Pressenza Pressenza International Press Agency Cuidad de Guatemala, 2/11/10 “The accomplishment of this publication is its wide range because it brings together other techniques and compares different work carried out at different archeological sites”, Muñoz, who works along with Vidal for the Polytechnic University of Valencia, Spain, told AFP .
The expert, who has spent six years working in Guatemala, explained that the book, launched on Wednesday evening, emerged from an international workshop on pre-Hispanic graffiti organized by the Spanish university in December.
“This book is a monograph which brings together scientific and expert archaeological studies from Guatemala and Mexico for the first time. There are publications on this subject, but none so wide ranging”, the researcher told AFP.

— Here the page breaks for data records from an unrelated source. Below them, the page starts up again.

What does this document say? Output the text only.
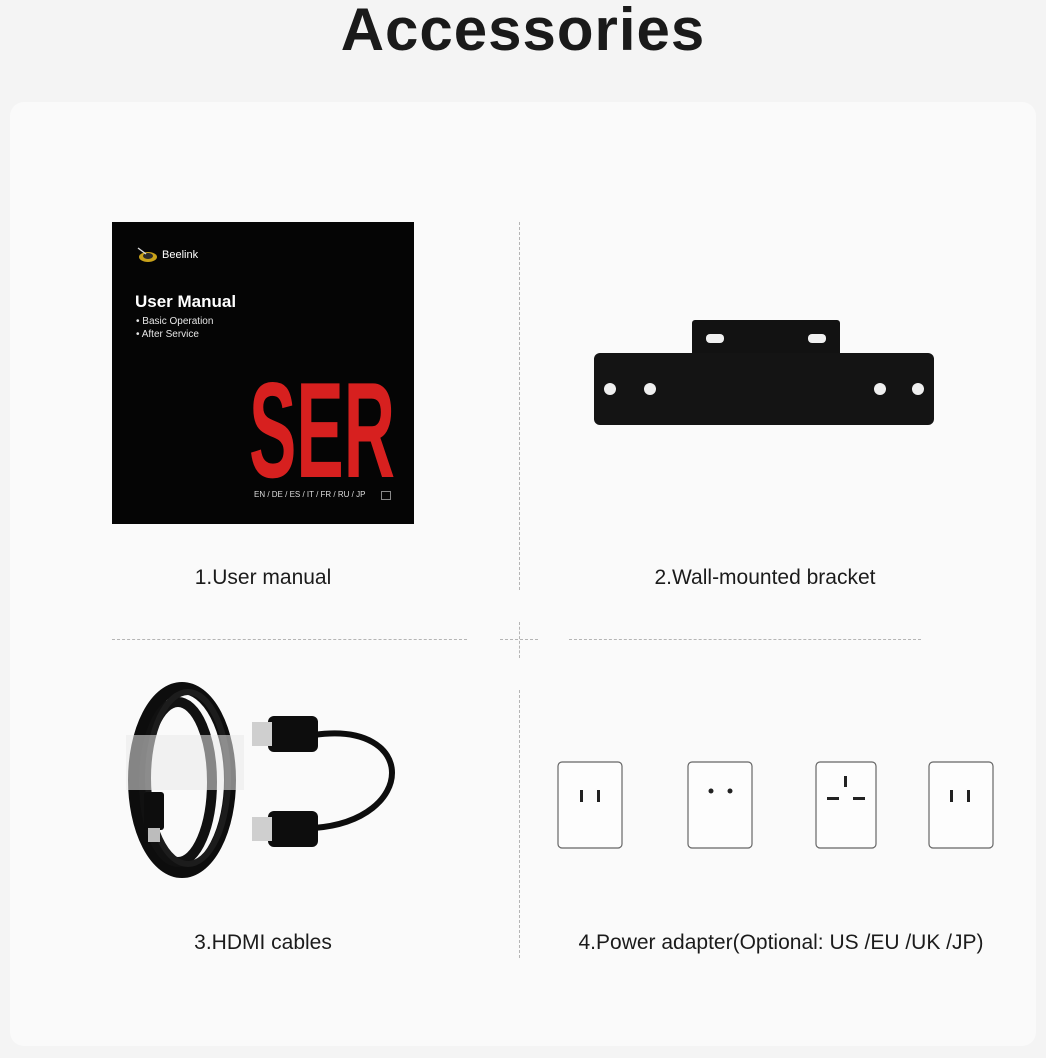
Accessories
Beelink
User Manual
• Basic Operation
• After Service
SER
EN / DE / ES / IT / FR / RU / JP
1.User manual	2.Wall-mounted bracket
3.HDMI cables	4.Power adapter(Optional: US /EU /UK /JP)
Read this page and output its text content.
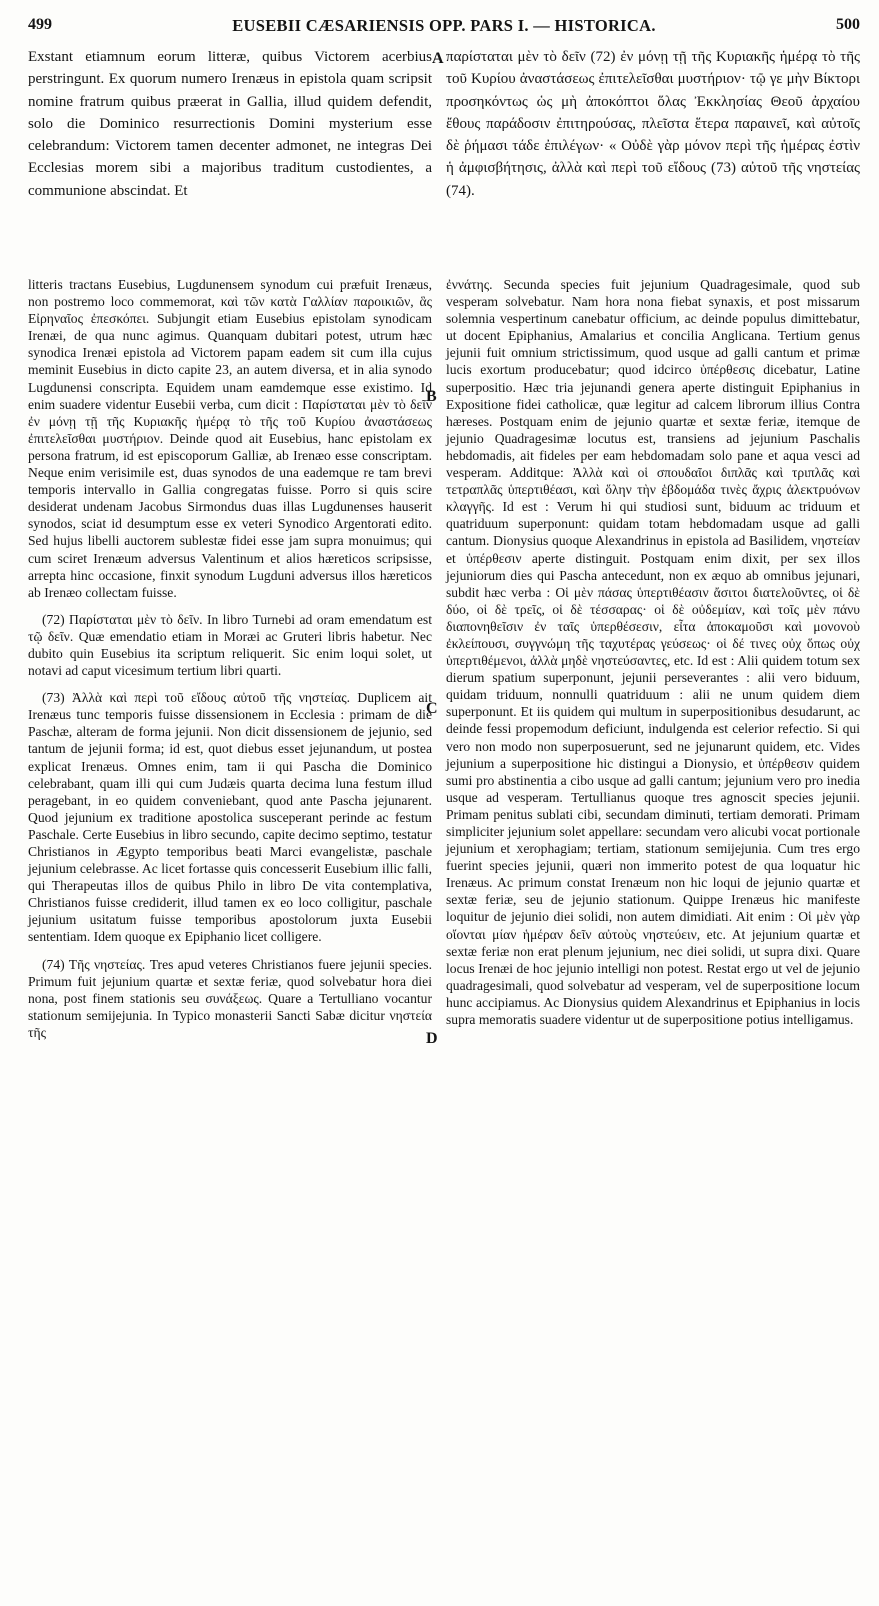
499	EUSEBII CÆSARIENSIS OPP. PARS I. — HISTORICA.	500

Exstant etiamnum eorum litteræ, quibus Victorem acerbius perstringunt. Ex quorum numero Irenæus in epistola quam scripsit nomine fratrum quibus præerat in Gallia, illud quidem defendit, solo die Dominico resurrectionis Domini mysterium esse celebrandum: Victorem tamen decenter admonet, ne integras Dei Ecclesias morem sibi a majoribus traditum custodientes, a communione abscindat. Et

A παρίσταται μὲν τὸ δεῖν (72) ἐν μόνῃ τῇ τῆς Κυριακῆς ἡμέρᾳ τὸ τῆς τοῦ Κυρίου ἀναστάσεως ἐπιτελεῖσθαι μυστήριον· τῷ γε μὴν Βίκτορι προσηκόντως ὡς μὴ ἀποκόπτοι ὅλας Ἐκκλησίας Θεοῦ ἀρχαίου ἔθους παράδοσιν ἐπιτηρούσας, πλεῖστα ἕτερα παραινεῖ, καὶ αὐτοῖς δὲ ῥήμασι τάδε ἐπιλέγων· « Οὐδὲ γὰρ μόνον περὶ τῆς ἡμέρας ἐστὶν ἡ ἀμφισβήτησις, ἀλλὰ καὶ περὶ τοῦ εἴδους (73) αὐτοῦ τῆς νηστείας (74).

litteris tractans Eusebius, Lugdunensem synodum cui præfuit Irenæus, non postremo loco commemorat, καὶ τῶν κατὰ Γαλλίαν παροικιῶν, ἃς Εἰρηναῖος ἐπεσκόπει. Subjungit etiam Eusebius epistolam synodicam Irenæi, de qua nunc agimus. Quanquam dubitari potest, utrum hæc synodica Irenæi epistola ad Victorem papam eadem sit cum illa cujus meminit Eusebius in dicto capite 23, an autem diversa, et in alia synodo Lugdunensi conscripta. Equidem unam eamdemque esse existimo. Id enim suadere videntur Eusebii verba, cum dicit : Παρίσταται μὲν τὸ δεῖν ἐν μόνῃ τῇ τῆς Κυριακῆς ἡμέρᾳ τὸ τῆς τοῦ Κυρίου ἀναστάσεως ἐπιτελεῖσθαι μυστήριον. Deinde quod ait Eusebius, hanc epistolam ex persona fratrum, id est episcoporum Galliæ, ab Irenæo esse conscriptam. Neque enim verisimile est, duas synodos de una eademque re tam brevi temporis intervallo in Gallia congregatas fuisse. Porro si quis scire desiderat undenam Jacobus Sirmondus duas illas Lugdunenses hauserit synodos, sciat id desumptum esse ex veteri Synodico Argentorati edito. Sed hujus libelli auctorem sublestæ fidei esse jam supra monuimus; qui cum sciret Irenæum adversus Valentinum et alios hæreticos scripsisse, arrepta hinc occasione, finxit synodum Lugduni adversus illos hæreticos ab Irenæo collectam fuisse.

(72) Παρίσταται μὲν τὸ δεῖν. In libro Turnebi ad oram emendatum est τῷ δεῖν. Quæ emendatio etiam in Moræi ac Gruteri libris habetur. Nec dubito quin Eusebius ita scriptum reliquerit. Sic enim loqui solet, ut notavi ad caput vicesimum tertium libri quarti.

(73) Ἀλλὰ καὶ περὶ τοῦ εἴδους αὐτοῦ τῆς νηστείας. Duplicem ait Irenæus tunc temporis fuisse dissensionem in Ecclesia : primam de die Paschæ, alteram de forma jejunii. Non dicit dissensionem de jejunio, sed tantum de jejunii forma; id est, quot diebus esset jejunandum, ut postea explicat Irenæus. Omnes enim, tam ii qui Pascha die Dominico celebrabant, quam illi qui cum Judæis quarta decima luna festum illud peragebant, in eo quidem conveniebant, quod ante Pascha jejunarent. Quod jejunium ex traditione apostolica susceperant perinde ac festum Paschale. Certe Eusebius in libro secundo, capite decimo septimo, testatur Christianos in Ægypto temporibus beati Marci evangelistæ, paschale jejunium celebrasse. Ac licet fortasse quis concesserit Eusebium illic falli, qui Therapeutas illos de quibus Philo in libro De vita contemplativa, Christianos fuisse crediderit, illud tamen ex eo loco colligitur, paschale jejunium usitatum fuisse temporibus apostolorum juxta Eusebii sententiam. Idem quoque ex Epiphanio licet colligere.

(74) Τῆς νηστείας. Tres apud veteres Christianos fuere jejunii species. Primum fuit jejunium quartæ et sextæ feriæ, quod solvebatur hora diei nona, post finem stationis seu συνάξεως. Quare a Tertulliano vocantur stationum semijejunia. In Typico monasterii Sancti Sabæ dicitur νηστεία τῆς

B
C
D

ἐννάτης. Secunda species fuit jejunium Quadragesimale, quod sub vesperam solvebatur. Nam hora nona fiebat synaxis, et post missarum solemnia vespertinum canebatur officium, ac deinde populus dimittebatur, ut docent Epiphanius, Amalarius et concilia Anglicana. Tertium genus jejunii fuit omnium strictissimum, quod usque ad galli cantum et primæ lucis exortum producebatur; quod idcirco ὑπέρθεσις dicebatur, Latine superpositio. Hæc tria jejunandi genera aperte distinguit Epiphanius in Expositione fidei catholicæ, quæ legitur ad calcem librorum illius Contra hæreses. Postquam enim de jejunio quartæ et sextæ feriæ, itemque de jejunio Quadragesimæ locutus est, transiens ad jejunium Paschalis hebdomadis, ait fideles per eam hebdomadam solo pane et aqua vesci ad vesperam. Additque: Ἀλλὰ καὶ οἱ σπουδαῖοι διπλᾶς καὶ τριπλᾶς καὶ τετραπλᾶς ὑπερτιθέασι, καὶ ὅλην τὴν ἑβδομάδα τινὲς ἄχρις ἀλεκτρυόνων κλαγγῆς. Id est : Verum hi qui studiosi sunt, biduum ac triduum et quatriduum superponunt: quidam totam hebdomadam usque ad galli cantum. Dionysius quoque Alexandrinus in epistola ad Basilidem, νηστείαν et ὑπέρθεσιν aperte distinguit. Postquam enim dixit, per sex illos jejuniorum dies qui Pascha antecedunt, non ex æquo ab omnibus jejunari, subdit hæc verba : Οἱ μὲν πάσας ὑπερτιθέασιν ἄσιτοι διατελοῦντες, οἱ δὲ δύο, οἱ δὲ τρεῖς, οἱ δὲ τέσσαρας· οἱ δὲ οὐδεμίαν, καὶ τοῖς μὲν πάνυ διαπονηθεῖσιν ἐν ταῖς ὑπερθέσεσιν, εἶτα ἀποκαμοῦσι καὶ μονονοὺ ἐκλείπουσι, συγγνώμη τῆς ταχυτέρας γεύσεως· οἱ δέ τινες οὐχ ὅπως οὐχ ὑπερτιθέμενοι, ἀλλὰ μηδὲ νηστεύσαντες, etc. Id est : Alii quidem totum sex dierum spatium superponunt, jejunii perseverantes : alii vero biduum, quidam triduum, nonnulli quatriduum : alii ne unum quidem diem superponunt. Et iis quidem qui multum in superpositionibus desudarunt, ac deinde fessi propemodum deficiunt, indulgenda est celerior refectio. Si qui vero non modo non superposuerunt, sed ne jejunarunt quidem, etc. Vides jejunium a superpositione hic distingui a Dionysio, et ὑπέρθεσιν quidem sumi pro abstinentia a cibo usque ad galli cantum; jejunium vero pro inedia usque ad vesperam. Tertullianus quoque tres agnoscit species jejunii. Primam penitus sublati cibi, secundam diminuti, tertiam demorati. Primam simpliciter jejunium solet appellare: secundam vero alicubi vocat portionale jejunium et xerophagiam; tertiam, stationum semijejunia. Cum tres ergo fuerint species jejunii, quæri non immerito potest de qua loquatur hic Irenæus. Ac primum constat Irenæum non hic loqui de jejunio quartæ et sextæ feriæ, seu de jejunio stationum. Quippe Irenæus hic manifeste loquitur de jejunio diei solidi, non autem dimidiati. Ait enim : Οἱ μὲν γὰρ οἴονται μίαν ἡμέραν δεῖν αὐτοὺς νηστεύειν, etc. At jejunium quartæ et sextæ feriæ non erat plenum jejunium, nec diei solidi, ut supra dixi. Quare locus Irenæi de hoc jejunio intelligi non potest. Restat ergo ut vel de jejunio quadragesimali, quod solvebatur ad vesperam, vel de superpositione locum hunc accipiamus. Ac Dionysius quidem Alexandrinus et Epiphanius in locis supra memoratis suadere videntur ut de superpositione potius intelligamus.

According to Vidal, the books or publications on Mayan graffiti are very limited, in spite of the fact that “it is a very large universe where social and daily life, beliefs and the animal world that surrounded them can be deciphered”
The incisions and scratches or painted representations on walls, commonly known by the name graffiti, are common in the interiors of Mayan buildings, but due to constant renovations carried out by these indigenous people, many have been lost over time, he said.
Nonetheless, superimpositions have been found on the graffiti, which let us see the different phases of occupation during the Mayan civilization, which included the south of Mexico, Guatemala, Belize and Honduras.
Other obstacles are the looters or the inadequate treatment for their protection and conservation; each time they have been obviously ransacked, they have deteriorated profoundly.
The book was launched at the National Palace for Culture with the Guatemalan Minister for Culture, Gerónimo Lancerio, the Ambassador for Spain, Carmen Diez Orejas; the rector of the Polytechnic University of Valencia, Francisco Tomás Vert all present.
Furthermore, this Thursday experts and officials took part in the official launch from the exposition Centre at La Blanca, an archaeological site in Petén, some 600 km north of the capital, where they have been working for the last four years.
At this archaeological centre, Muñoz and Vidal discovered an old large Mayan stucco mask, whose finding was made public in January in Spain.
The exhibition room will hold archaeological reproductions and documents in order to analyse the area, as well as a model of the La Blanca and Chilonché acropolises, and a wall containing Mayan graffiti built with ancestral techniques.
It is reckoned that in the jungle of Petén there are around 4,000 archaeological sites, but only 46 are protected and open to the public, and 400 receive some kind of supervision from the Institute of Archaeology and History.